Parallel file systems offer the high performance necessary for
parallel scientific applications. To provide maximum scalabilty, the
machine's processors are divided into two separate groups, compute
nodes (cnodes) and I/O nodes (ionodes). Cnodes run the user
applications and send I/O requests to the ionodes. All disk access is
performed by the ionodes, which each have their own secondary storage
device (SSD) and manage a subset of the file system's total data. In
this manner, the parallelism of the user application can be preserved
when performing I/O.
Many parallel file systems [CFP
95,CF96]
even allow user
processes to configure the underlying I/O parallelism to match their
intended access pattern, further enhancing performance.

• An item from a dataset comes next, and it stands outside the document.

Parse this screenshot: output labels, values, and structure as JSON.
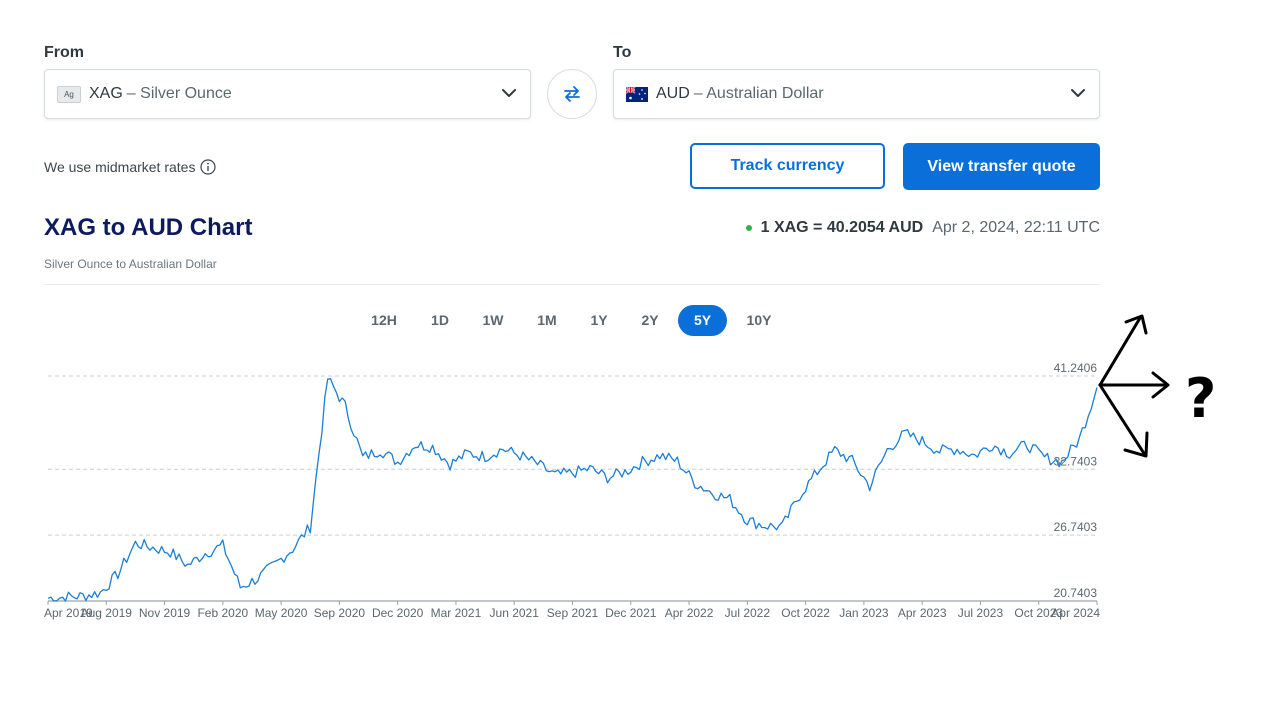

When properly tuned, the use of file system caching can drastically reduce the number of I/O requests which must wait to be serviced by the SSD. Unfortunately, choosing the correct cache configuration for peak performance is no mean feat. This is particularly true of parallel file systems, which offer a wide variety of techniques for managing the many caches spread across the ionodes and cnodes. One technique with much potential is cooperative caching. Presented in [DWAP94] as a set of high performance caching algorithms for use within a network file system, cooperative caching attempts to improve performance through better management of multiple client and server caches. This basically includes the ability to retrieve data from remote client caches and the global control of a portion of the client caches. With the low latency provided by the interconnection network of a parallel machine, cooperative caching may be even better suited for use with a parallel file system.

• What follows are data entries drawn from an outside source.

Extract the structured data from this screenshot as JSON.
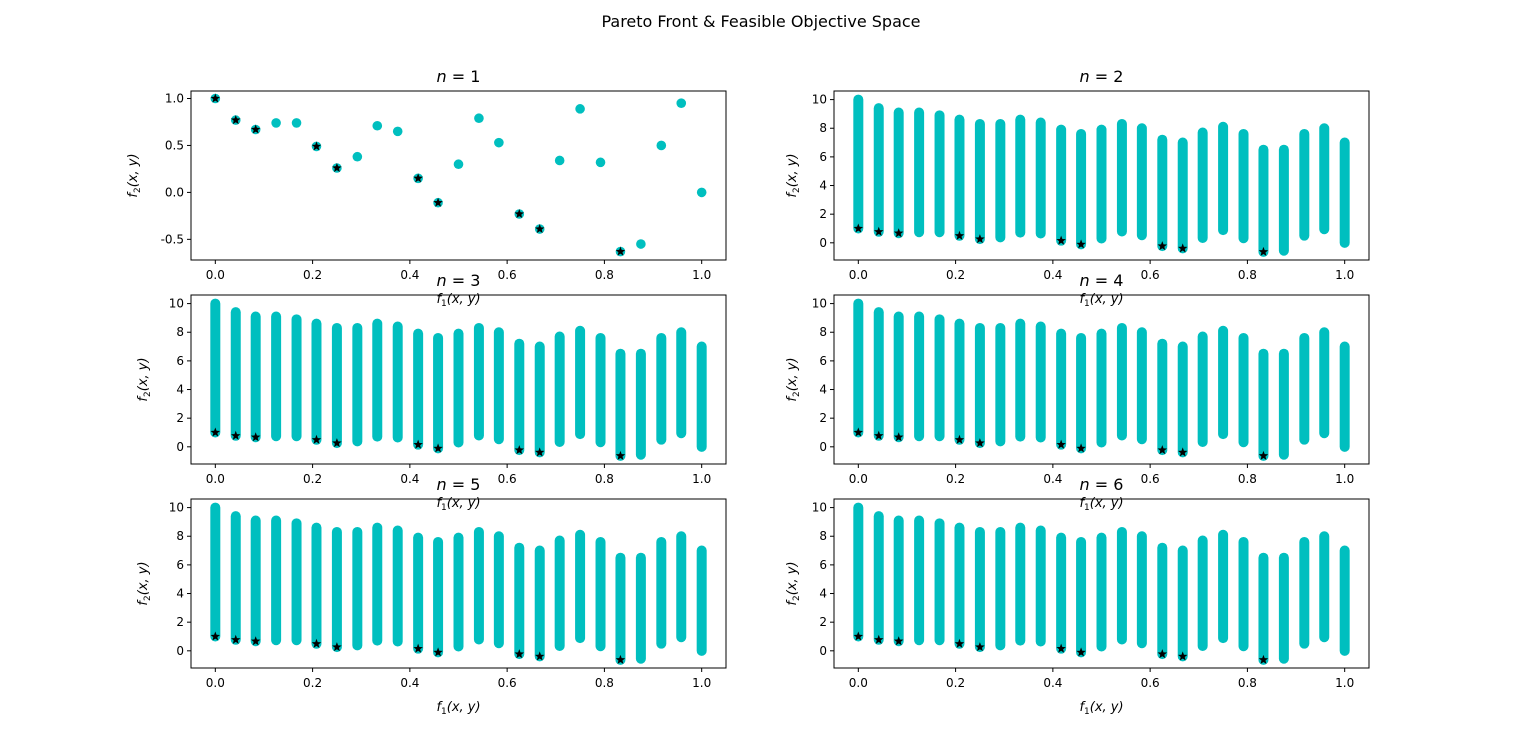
{
  "figure": {
    "suptitle": "Pareto Front & Feasible Objective Space"
  },
  "colors": {
    "feasible": "#00bfbf",
    "pareto": "#000000",
    "axes": "#000000",
    "background": "#ffffff"
  },
  "chart_data": [
    {
      "type": "scatter",
      "title": "n = 1",
      "xlabel": "f1(x, y)",
      "ylabel": "f2(x, y)",
      "xlim": [
        -0.05,
        1.05
      ],
      "ylim": [
        -0.72,
        1.08
      ],
      "xticks": [
        "0.0",
        "0.2",
        "0.4",
        "0.6",
        "0.8",
        "1.0"
      ],
      "yticks": [
        "-0.5",
        "0.0",
        "0.5",
        "1.0"
      ],
      "series": [
        {
          "name": "",
          "marker": "circle",
          "points": [
            [
              0.0,
              1.0
            ],
            [
              0.042,
              0.77
            ],
            [
              0.083,
              0.67
            ],
            [
              0.125,
              0.74
            ],
            [
              0.167,
              0.74
            ],
            [
              0.208,
              0.49
            ],
            [
              0.25,
              0.26
            ],
            [
              0.292,
              0.38
            ],
            [
              0.333,
              0.71
            ],
            [
              0.375,
              0.65
            ],
            [
              0.417,
              0.15
            ],
            [
              0.458,
              -0.11
            ],
            [
              0.5,
              0.3
            ],
            [
              0.542,
              0.79
            ],
            [
              0.583,
              0.53
            ],
            [
              0.625,
              -0.23
            ],
            [
              0.667,
              -0.39
            ],
            [
              0.708,
              0.34
            ],
            [
              0.75,
              0.89
            ],
            [
              0.792,
              0.32
            ],
            [
              0.833,
              -0.63
            ],
            [
              0.875,
              -0.55
            ],
            [
              0.917,
              0.5
            ],
            [
              0.958,
              0.95
            ],
            [
              1.0,
              0.0
            ]
          ]
        },
        {
          "name": "",
          "marker": "star",
          "points": [
            [
              0.0,
              1.0
            ],
            [
              0.042,
              0.77
            ],
            [
              0.083,
              0.67
            ],
            [
              0.208,
              0.49
            ],
            [
              0.25,
              0.26
            ],
            [
              0.417,
              0.15
            ],
            [
              0.458,
              -0.11
            ],
            [
              0.625,
              -0.23
            ],
            [
              0.667,
              -0.39
            ],
            [
              0.833,
              -0.63
            ]
          ]
        }
      ]
    },
    {
      "type": "scatter",
      "title": "n = 2",
      "xlabel": "f1(x, y)",
      "ylabel": "f2(x, y)",
      "xlim": [
        -0.05,
        1.05
      ],
      "ylim": [
        -1.2,
        10.6
      ],
      "xticks": [
        "0.0",
        "0.2",
        "0.4",
        "0.6",
        "0.8",
        "1.0"
      ],
      "yticks": [
        "0",
        "2",
        "4",
        "6",
        "8",
        "10"
      ],
      "series": [
        {
          "name": "",
          "marker": "circle-column",
          "x": [
            0.0,
            0.042,
            0.083,
            0.125,
            0.167,
            0.208,
            0.25,
            0.292,
            0.333,
            0.375,
            0.417,
            0.458,
            0.5,
            0.542,
            0.583,
            0.625,
            0.667,
            0.708,
            0.75,
            0.792,
            0.833,
            0.875,
            0.917,
            0.958,
            1.0
          ],
          "ymin": [
            1.0,
            0.77,
            0.67,
            0.74,
            0.74,
            0.49,
            0.26,
            0.38,
            0.71,
            0.65,
            0.15,
            -0.11,
            0.3,
            0.79,
            0.53,
            -0.23,
            -0.39,
            0.34,
            0.89,
            0.32,
            -0.63,
            -0.55,
            0.5,
            0.95,
            0.0
          ],
          "ymax": [
            10.0,
            9.4,
            9.1,
            9.1,
            8.9,
            8.6,
            8.3,
            8.3,
            8.6,
            8.4,
            7.9,
            7.6,
            7.9,
            8.3,
            8.0,
            7.2,
            7.0,
            7.7,
            8.1,
            7.6,
            6.5,
            6.5,
            7.6,
            8.0,
            7.0
          ]
        },
        {
          "name": "",
          "marker": "star",
          "points": [
            [
              0.0,
              1.0
            ],
            [
              0.042,
              0.77
            ],
            [
              0.083,
              0.67
            ],
            [
              0.208,
              0.49
            ],
            [
              0.25,
              0.26
            ],
            [
              0.417,
              0.15
            ],
            [
              0.458,
              -0.11
            ],
            [
              0.625,
              -0.23
            ],
            [
              0.667,
              -0.39
            ],
            [
              0.833,
              -0.63
            ]
          ]
        }
      ]
    },
    {
      "type": "scatter",
      "title": "n = 3",
      "xlabel": "f1(x, y)",
      "ylabel": "f2(x, y)",
      "xlim": [
        -0.05,
        1.05
      ],
      "ylim": [
        -1.2,
        10.6
      ],
      "xticks": [
        "0.0",
        "0.2",
        "0.4",
        "0.6",
        "0.8",
        "1.0"
      ],
      "yticks": [
        "0",
        "2",
        "4",
        "6",
        "8",
        "10"
      ],
      "series": [
        {
          "name": "",
          "marker": "circle-column",
          "x": [
            0.0,
            0.042,
            0.083,
            0.125,
            0.167,
            0.208,
            0.25,
            0.292,
            0.333,
            0.375,
            0.417,
            0.458,
            0.5,
            0.542,
            0.583,
            0.625,
            0.667,
            0.708,
            0.75,
            0.792,
            0.833,
            0.875,
            0.917,
            0.958,
            1.0
          ],
          "ymin": [
            1.0,
            0.77,
            0.67,
            0.74,
            0.74,
            0.49,
            0.26,
            0.38,
            0.71,
            0.65,
            0.15,
            -0.11,
            0.3,
            0.79,
            0.53,
            -0.23,
            -0.39,
            0.34,
            0.89,
            0.32,
            -0.63,
            -0.55,
            0.5,
            0.95,
            0.0
          ],
          "ymax": [
            10.0,
            9.4,
            9.1,
            9.1,
            8.9,
            8.6,
            8.3,
            8.3,
            8.6,
            8.4,
            7.9,
            7.6,
            7.9,
            8.3,
            8.0,
            7.2,
            7.0,
            7.7,
            8.1,
            7.6,
            6.5,
            6.5,
            7.6,
            8.0,
            7.0
          ]
        },
        {
          "name": "",
          "marker": "star",
          "points": [
            [
              0.0,
              1.0
            ],
            [
              0.042,
              0.77
            ],
            [
              0.083,
              0.67
            ],
            [
              0.208,
              0.49
            ],
            [
              0.25,
              0.26
            ],
            [
              0.417,
              0.15
            ],
            [
              0.458,
              -0.11
            ],
            [
              0.625,
              -0.23
            ],
            [
              0.667,
              -0.39
            ],
            [
              0.833,
              -0.63
            ]
          ]
        }
      ]
    },
    {
      "type": "scatter",
      "title": "n = 4",
      "xlabel": "f1(x, y)",
      "ylabel": "f2(x, y)",
      "xlim": [
        -0.05,
        1.05
      ],
      "ylim": [
        -1.2,
        10.6
      ],
      "xticks": [
        "0.0",
        "0.2",
        "0.4",
        "0.6",
        "0.8",
        "1.0"
      ],
      "yticks": [
        "0",
        "2",
        "4",
        "6",
        "8",
        "10"
      ],
      "series": [
        {
          "name": "",
          "marker": "circle-column",
          "x": [
            0.0,
            0.042,
            0.083,
            0.125,
            0.167,
            0.208,
            0.25,
            0.292,
            0.333,
            0.375,
            0.417,
            0.458,
            0.5,
            0.542,
            0.583,
            0.625,
            0.667,
            0.708,
            0.75,
            0.792,
            0.833,
            0.875,
            0.917,
            0.958,
            1.0
          ],
          "ymin": [
            1.0,
            0.77,
            0.67,
            0.74,
            0.74,
            0.49,
            0.26,
            0.38,
            0.71,
            0.65,
            0.15,
            -0.11,
            0.3,
            0.79,
            0.53,
            -0.23,
            -0.39,
            0.34,
            0.89,
            0.32,
            -0.63,
            -0.55,
            0.5,
            0.95,
            0.0
          ],
          "ymax": [
            10.0,
            9.4,
            9.1,
            9.1,
            8.9,
            8.6,
            8.3,
            8.3,
            8.6,
            8.4,
            7.9,
            7.6,
            7.9,
            8.3,
            8.0,
            7.2,
            7.0,
            7.7,
            8.1,
            7.6,
            6.5,
            6.5,
            7.6,
            8.0,
            7.0
          ]
        },
        {
          "name": "",
          "marker": "star",
          "points": [
            [
              0.0,
              1.0
            ],
            [
              0.042,
              0.77
            ],
            [
              0.083,
              0.67
            ],
            [
              0.208,
              0.49
            ],
            [
              0.25,
              0.26
            ],
            [
              0.417,
              0.15
            ],
            [
              0.458,
              -0.11
            ],
            [
              0.625,
              -0.23
            ],
            [
              0.667,
              -0.39
            ],
            [
              0.833,
              -0.63
            ]
          ]
        }
      ]
    },
    {
      "type": "scatter",
      "title": "n = 5",
      "xlabel": "f1(x, y)",
      "ylabel": "f2(x, y)",
      "xlim": [
        -0.05,
        1.05
      ],
      "ylim": [
        -1.2,
        10.6
      ],
      "xticks": [
        "0.0",
        "0.2",
        "0.4",
        "0.6",
        "0.8",
        "1.0"
      ],
      "yticks": [
        "0",
        "2",
        "4",
        "6",
        "8",
        "10"
      ],
      "series": [
        {
          "name": "",
          "marker": "circle-column",
          "x": [
            0.0,
            0.042,
            0.083,
            0.125,
            0.167,
            0.208,
            0.25,
            0.292,
            0.333,
            0.375,
            0.417,
            0.458,
            0.5,
            0.542,
            0.583,
            0.625,
            0.667,
            0.708,
            0.75,
            0.792,
            0.833,
            0.875,
            0.917,
            0.958,
            1.0
          ],
          "ymin": [
            1.0,
            0.77,
            0.67,
            0.74,
            0.74,
            0.49,
            0.26,
            0.38,
            0.71,
            0.65,
            0.15,
            -0.11,
            0.3,
            0.79,
            0.53,
            -0.23,
            -0.39,
            0.34,
            0.89,
            0.32,
            -0.63,
            -0.55,
            0.5,
            0.95,
            0.0
          ],
          "ymax": [
            10.0,
            9.4,
            9.1,
            9.1,
            8.9,
            8.6,
            8.3,
            8.3,
            8.6,
            8.4,
            7.9,
            7.6,
            7.9,
            8.3,
            8.0,
            7.2,
            7.0,
            7.7,
            8.1,
            7.6,
            6.5,
            6.5,
            7.6,
            8.0,
            7.0
          ]
        },
        {
          "name": "",
          "marker": "star",
          "points": [
            [
              0.0,
              1.0
            ],
            [
              0.042,
              0.77
            ],
            [
              0.083,
              0.67
            ],
            [
              0.208,
              0.49
            ],
            [
              0.25,
              0.26
            ],
            [
              0.417,
              0.15
            ],
            [
              0.458,
              -0.11
            ],
            [
              0.625,
              -0.23
            ],
            [
              0.667,
              -0.39
            ],
            [
              0.833,
              -0.63
            ]
          ]
        }
      ]
    },
    {
      "type": "scatter",
      "title": "n = 6",
      "xlabel": "f1(x, y)",
      "ylabel": "f2(x, y)",
      "xlim": [
        -0.05,
        1.05
      ],
      "ylim": [
        -1.2,
        10.6
      ],
      "xticks": [
        "0.0",
        "0.2",
        "0.4",
        "0.6",
        "0.8",
        "1.0"
      ],
      "yticks": [
        "0",
        "2",
        "4",
        "6",
        "8",
        "10"
      ],
      "series": [
        {
          "name": "",
          "marker": "circle-column",
          "x": [
            0.0,
            0.042,
            0.083,
            0.125,
            0.167,
            0.208,
            0.25,
            0.292,
            0.333,
            0.375,
            0.417,
            0.458,
            0.5,
            0.542,
            0.583,
            0.625,
            0.667,
            0.708,
            0.75,
            0.792,
            0.833,
            0.875,
            0.917,
            0.958,
            1.0
          ],
          "ymin": [
            1.0,
            0.77,
            0.67,
            0.74,
            0.74,
            0.49,
            0.26,
            0.38,
            0.71,
            0.65,
            0.15,
            -0.11,
            0.3,
            0.79,
            0.53,
            -0.23,
            -0.39,
            0.34,
            0.89,
            0.32,
            -0.63,
            -0.55,
            0.5,
            0.95,
            0.0
          ],
          "ymax": [
            10.0,
            9.4,
            9.1,
            9.1,
            8.9,
            8.6,
            8.3,
            8.3,
            8.6,
            8.4,
            7.9,
            7.6,
            7.9,
            8.3,
            8.0,
            7.2,
            7.0,
            7.7,
            8.1,
            7.6,
            6.5,
            6.5,
            7.6,
            8.0,
            7.0
          ]
        },
        {
          "name": "",
          "marker": "star",
          "points": [
            [
              0.0,
              1.0
            ],
            [
              0.042,
              0.77
            ],
            [
              0.083,
              0.67
            ],
            [
              0.208,
              0.49
            ],
            [
              0.25,
              0.26
            ],
            [
              0.417,
              0.15
            ],
            [
              0.458,
              -0.11
            ],
            [
              0.625,
              -0.23
            ],
            [
              0.667,
              -0.39
            ],
            [
              0.833,
              -0.63
            ]
          ]
        }
      ]
    }
  ]
}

For users interested in maximum I/O performance, the pairing of a high performance parallel file system with a language-level parallel I/O library, such as MPI-IO, is a natural choice. MPI is a standard message passing library that provides a number of point-to-point and collective communication primitives [For93]. MPI-IO is a proposed extension to MPI to incorporate parallel I/O constructs [Com96]. The proposed constructs include both independent and collective I/O operations; asynchronous I/O calls; file access via independent file pointers, shared file pointers, and explicit offsets; and local and distributed datatype constructors,
The goal of our simulator is to provide a flexible environment for studying the performance, interaction, and design tradeoffs for these two central capabilities for high-performance I/O. In addition, support for parallel execution of the simulator will considerably reduce the turnaround time for the execution of detailed simulation models for complex system configurations and workloads.